Most tweaks and apps that led me to get my hands on software on the iPhone, had an equivalent in the operating system of the browser company and not only that, but many of them were already implemented in it natively. Obviously, by obtaining permissions root it is possible to enhance it even more but for the moment, I have not found reasons to do so; I simply have everything I need.

In iOS I was at the expense of the jailbreak to optimize my iPhone, ergo, I could not update it until a new tool compatible with that version was released, what advantages did I have then to receive them, if I was not going to be able to exploit it? Interestingly, the opposite is true for Android, but with one exception: the scene , a huge community with vast knowledge, capable of lighting up updated roms even before the manufacturers themselves do.

Range of hardware possibilities

No, I’m not going to get into the discussion of kernels, RAM, screen sizes or the I have it bigger , but something much simpler, as it is the possibility to choose based on my preferences. The performance level changes from iPhone 3G and iPhone 4 to their respective successors were more than noticeable of course, but aesthetically they were still a carbon copy of the phones they had retired from, contributing to the feeling of being more of the same.

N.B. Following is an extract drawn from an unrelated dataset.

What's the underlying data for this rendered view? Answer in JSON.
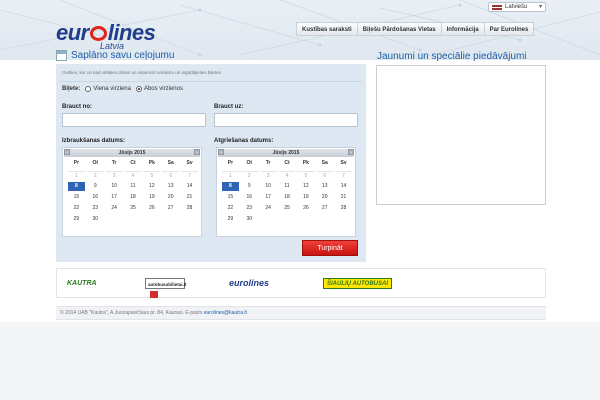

Of course, it’s something very personal and there will be those who give priority to a phone that oozes quality from all four sides like the iPhone, but that everyone has the option to choose, whether it’s plastic, aluminum or just because it has entered through the eyes, is something priceless that, in that sense, I doubt it will change in the future Cupertino.

Will I come back someday? It is possible. I have high expectations for what iOS 7 with Jony Ive at the helm will bring so I wouldn’t dare deny it. In the meantime, and leaving useless talibanisms aside, I will continue to enjoy that phone that best meets my needs at every moment.

And what would you like to see in future iOS reviews?